Furthermore, the determination of the possibility or practicability of fair apportionment seems to call distinctly for the exercise of a sound discretion and judicial power on the part of the board. The claim that apportionment is not fairly possible is in the nature of a claim for exemption, at least for the then current year. To be sustained, this claim must be made out by clear and convincing proofs. Any doubt upon the question is fatal to the claim. Wilmington & Weldon R. Co. v. Alsbrook, 146 U. S. 279, 294, 13 S. Ct. 72 (36 L. Ed. 972); Bank of Commerce v. Tennessee, 163 U. S. 134, 146, 16 S. Ct. 456 (40 L. Ed. 645); Yazoo, etc., R. Co. v. Adams, 180 U. S. 1, 22, 21 S. Ct. 240 (45 L. Ed. 395). Collin has offered no proof of this quality that the apportionment was either impossible or impracticable.

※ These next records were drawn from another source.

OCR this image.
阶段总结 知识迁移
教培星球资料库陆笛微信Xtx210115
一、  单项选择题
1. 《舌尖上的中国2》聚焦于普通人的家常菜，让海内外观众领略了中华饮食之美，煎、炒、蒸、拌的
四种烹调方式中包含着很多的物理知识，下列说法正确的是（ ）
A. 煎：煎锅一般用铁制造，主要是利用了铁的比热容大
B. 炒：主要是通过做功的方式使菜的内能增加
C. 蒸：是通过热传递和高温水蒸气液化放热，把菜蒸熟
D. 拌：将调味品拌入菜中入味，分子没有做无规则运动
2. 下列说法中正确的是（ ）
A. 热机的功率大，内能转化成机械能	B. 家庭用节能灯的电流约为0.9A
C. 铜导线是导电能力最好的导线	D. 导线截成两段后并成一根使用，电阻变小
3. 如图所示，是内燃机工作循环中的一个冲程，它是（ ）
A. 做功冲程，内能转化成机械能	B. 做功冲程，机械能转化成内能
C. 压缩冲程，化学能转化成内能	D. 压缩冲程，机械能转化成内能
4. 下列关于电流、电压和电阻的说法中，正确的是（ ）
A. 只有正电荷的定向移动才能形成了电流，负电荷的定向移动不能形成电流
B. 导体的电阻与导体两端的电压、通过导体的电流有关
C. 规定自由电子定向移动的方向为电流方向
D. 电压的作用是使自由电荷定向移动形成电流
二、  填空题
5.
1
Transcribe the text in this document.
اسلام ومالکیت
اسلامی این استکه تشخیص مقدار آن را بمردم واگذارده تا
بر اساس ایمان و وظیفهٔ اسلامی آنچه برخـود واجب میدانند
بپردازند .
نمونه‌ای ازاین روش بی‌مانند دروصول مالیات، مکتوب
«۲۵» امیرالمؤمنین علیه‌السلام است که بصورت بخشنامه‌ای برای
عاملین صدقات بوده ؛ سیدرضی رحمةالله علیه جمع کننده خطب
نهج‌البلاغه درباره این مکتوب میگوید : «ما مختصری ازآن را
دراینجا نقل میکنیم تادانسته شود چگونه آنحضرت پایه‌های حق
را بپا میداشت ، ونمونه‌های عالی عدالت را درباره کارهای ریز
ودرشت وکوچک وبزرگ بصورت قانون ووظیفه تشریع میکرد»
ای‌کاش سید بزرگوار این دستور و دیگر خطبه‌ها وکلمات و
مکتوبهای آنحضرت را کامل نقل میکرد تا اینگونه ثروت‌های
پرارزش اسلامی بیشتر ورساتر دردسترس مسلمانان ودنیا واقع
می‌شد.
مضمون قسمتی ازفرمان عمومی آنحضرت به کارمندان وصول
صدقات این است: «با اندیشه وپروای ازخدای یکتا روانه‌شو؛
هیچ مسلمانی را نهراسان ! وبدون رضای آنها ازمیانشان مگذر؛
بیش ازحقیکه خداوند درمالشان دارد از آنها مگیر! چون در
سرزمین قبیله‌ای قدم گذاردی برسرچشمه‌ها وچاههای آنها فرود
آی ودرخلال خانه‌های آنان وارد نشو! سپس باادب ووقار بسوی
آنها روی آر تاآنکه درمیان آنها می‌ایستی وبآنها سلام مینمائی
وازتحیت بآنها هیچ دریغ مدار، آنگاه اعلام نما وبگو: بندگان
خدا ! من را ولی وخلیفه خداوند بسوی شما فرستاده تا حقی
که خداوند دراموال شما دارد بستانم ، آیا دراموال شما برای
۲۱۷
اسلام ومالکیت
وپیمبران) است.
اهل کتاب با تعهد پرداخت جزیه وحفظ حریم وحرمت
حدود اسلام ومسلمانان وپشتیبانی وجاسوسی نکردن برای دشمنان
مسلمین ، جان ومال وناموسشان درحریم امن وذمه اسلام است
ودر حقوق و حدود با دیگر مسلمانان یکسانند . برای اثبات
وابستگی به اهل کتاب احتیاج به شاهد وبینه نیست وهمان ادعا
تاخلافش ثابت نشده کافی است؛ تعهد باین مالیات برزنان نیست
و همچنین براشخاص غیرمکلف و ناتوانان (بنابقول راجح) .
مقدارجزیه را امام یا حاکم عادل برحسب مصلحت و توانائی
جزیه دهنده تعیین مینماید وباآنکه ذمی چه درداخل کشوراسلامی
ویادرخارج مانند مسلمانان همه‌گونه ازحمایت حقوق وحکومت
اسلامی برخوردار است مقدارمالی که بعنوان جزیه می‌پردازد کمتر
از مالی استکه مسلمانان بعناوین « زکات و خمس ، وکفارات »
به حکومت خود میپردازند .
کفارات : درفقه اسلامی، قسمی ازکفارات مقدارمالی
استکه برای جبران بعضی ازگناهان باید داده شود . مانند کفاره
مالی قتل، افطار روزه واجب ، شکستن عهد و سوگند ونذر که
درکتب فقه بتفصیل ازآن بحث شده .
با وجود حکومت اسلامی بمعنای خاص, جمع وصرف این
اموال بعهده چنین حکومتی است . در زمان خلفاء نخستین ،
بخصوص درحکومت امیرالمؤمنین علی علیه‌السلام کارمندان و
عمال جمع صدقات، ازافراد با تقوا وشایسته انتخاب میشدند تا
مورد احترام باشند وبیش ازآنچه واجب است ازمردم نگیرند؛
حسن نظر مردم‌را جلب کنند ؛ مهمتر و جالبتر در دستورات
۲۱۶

Ho has contented himself with saying it could not be made. At most, it seems to me doubtful that the apportionment made was either unfair, impracticable, or unreasonable. This court should not, in my opinion, interfere in the exercise of discretionary powers of the board nor reverse the findings in this case upon this question of fact — the fact, of possible fair apportionment — in the face of substantial evidence that the apportionment was both possible and fair.